The registers in the Music 5000 hardware are implemented as a 2048 byte block of memory, called the Wave RAM. All functionality of the Music 5000 is controlled by writing to locations in the Wave RAM.
The Wave RAM serves two purposes:
-
It stores the Wave Definitions for 14 distinct waveforms. Each waveform is represented as 128 8-bit logarithmic samples (logarithmic because the Music 5000 uses a Companding DAC).
-
It stores the Channel Registers for each of the 16 channels. Each channel has two sets of registers, normal and alternative, each comprising six registers (frequency lo, frequency mid, frequency hi, amplitude, waveform and control).

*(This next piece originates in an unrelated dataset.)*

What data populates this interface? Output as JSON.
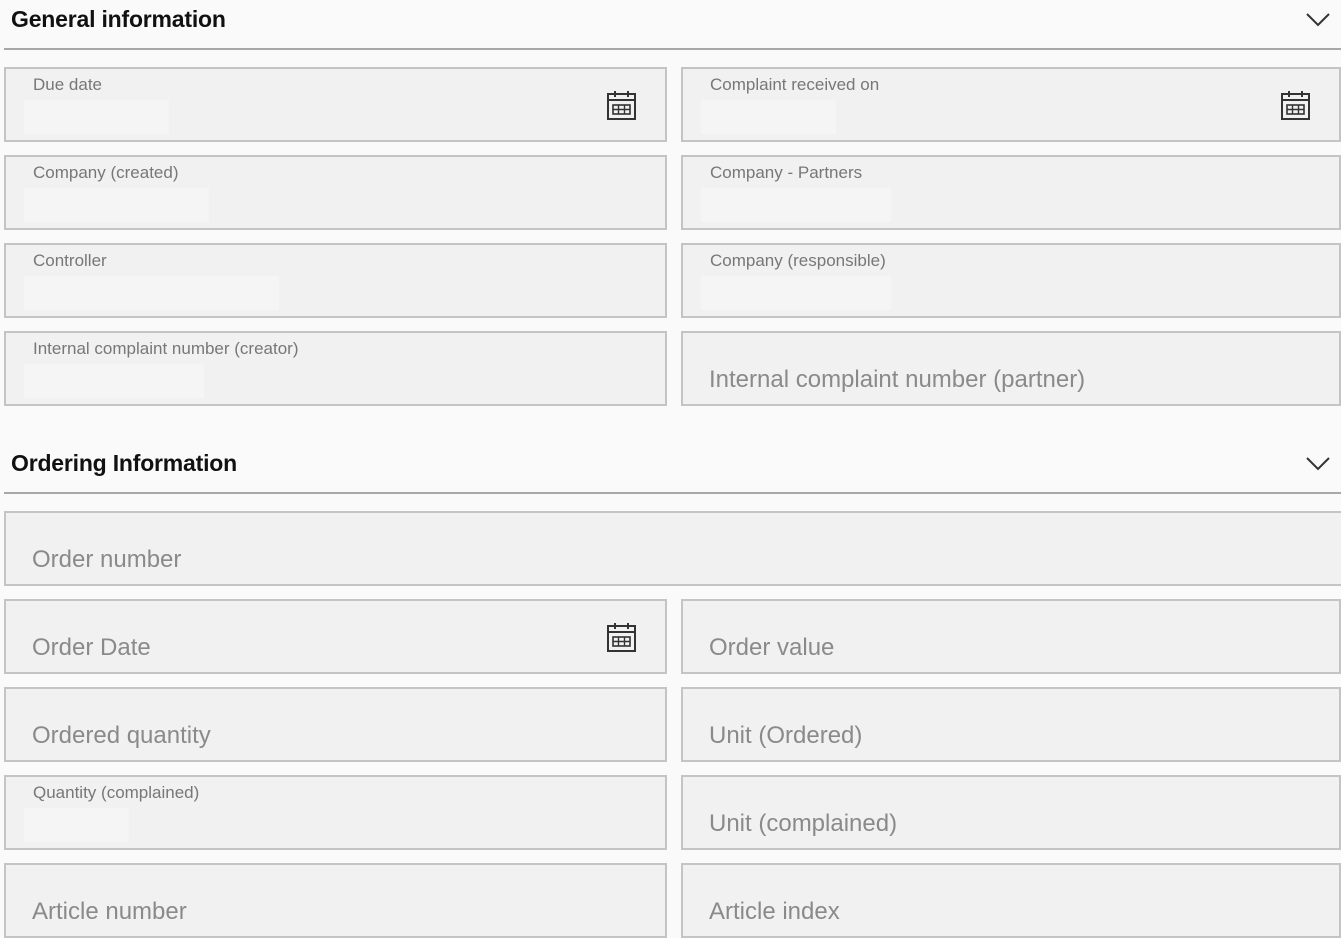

The reason for the two sets of registers is to support modulation of any controllable parameter, inc. frequency, amplitude, phase (for synchronisation) etc. For example, it is possible to program different characteristics in each set in one channel (e.g. different frequencies), and then use the channel two positions earlier in the table of sixteen channels to switch between them at audio frequency.
The Wave RAM interfaces to the BBC using the 1MHz Bus and appears as eight 256 byte pages of memory that can be individually paged in to &FD00-&FDFF.
The Wave RAM is "addressed" by writing the value "0011BBBx" to the paging register at &FCFF.
| Bit | Description |
|---|---|
| Bit 7-4 | Write gate - must be 0011 for the Wave RAM to be paged in |
| Bit 3-1 | Selects one of eight pages of the Wave RAM |
| Bit 0 | Unused |
If the top nibble is not "0011", writes to &FDxx will be ignored. This allows multiple Hybrid devices (e.g. the Music 3000 Expander) to be connected in parallel.
In the original hardware, addresses &FD00-&FDFF are write only. In this FPGA version, they can also be read back, because the FPGA uses a true dual-port RAM.
| Bank | &FCFF | &FDxx Address | Function |
|---|---|---|---|
| 0 | &30 | &00-&7F | Wave 0 Definition |
| 0 | &30 | &80-&FF | Wave 1 Definition |
| 1 | &32 | &00-&7F | Wave 2 Definition |
| 1 | &32 | &80-&FF | Wave 3 Definition |
| 2 | &34 | &00-&7F | Wave 4 Definition |
| 2 | &34 | &80-&FF | Wave 5 Definition |
| 3 | &36 | &00-&7F | Wave 6 Definition |
| 3 | &36 | &80-&FF | Wave 7 Definition |
| 4 | &38 | &00-&7F | Wave 8 Definition |
| 4 | &38 | &80-&FF | Wave 9 Definition |
| 5 | &3A | &00-&7F | Wave 10 Definition |
| 5 | &3A | &80-&FF | Wave 11 Definition |
| 6 | &3C | &00-&7F | Wave 12 Definition |
| 6 | &3C | &80-&FF | Wave 13 Definition |
| 7 | &3E | &00-&0F | Channel 0-15 Frequency Lo Registers |
| 7 | &3E | &10-&1F | Channel 0-15 Frequency Mid Registers |
| 7 | &3E | &20-&2F | Channel 0-15 Frequency Hi Registers |
| 7 | &3E | &30-&4F | Unused |
| 7 | &3E | &50-&5F | Channel 0-15 Waveform Registers |
| 7 | &3E | &60-&6F | Channel 0-15 Amplitude Registers |
| 7 | &3E | &70-&7F | Channel 0-15 Control Registers |
| 7 | &3E | &80-&8F | Channel 0-15 Frequency Lo Registers (Alt) |
| 7 | &3E | &90-&9F | Channel 0-15 Frequency Mid Registers (Alt) |
| 7 | &3E | &A0-&AF | Channel 0-15 Frequency Hi Registers (Alt) |
| 7 | &3E | &B0-&CF | Unused |
| 7 | &3E | &D0-&DF | Channel 0-15 Waveform Registers (Alt) |
| 7 | &3E | &E0-&EF | Channel 0-15 Amplitude Registers (Alt) |
| 7 | &3E | &F0-&FF | Channel 0-15 Control Registers (Alt) |
The format of each Wave Definition is 128 consecutive 8-bit samples.
| Bit | Description |
|---|---|
| Bit 7 | Sign bit (0 for positive, 1 for negative) |
| Bit 6-0 | Wave value |
The Music 5000 uses an AM6070 companding DAC. This means that the values stored in the Wave Definition need to be carefully encoded to match the transfer characteristic of the DAC.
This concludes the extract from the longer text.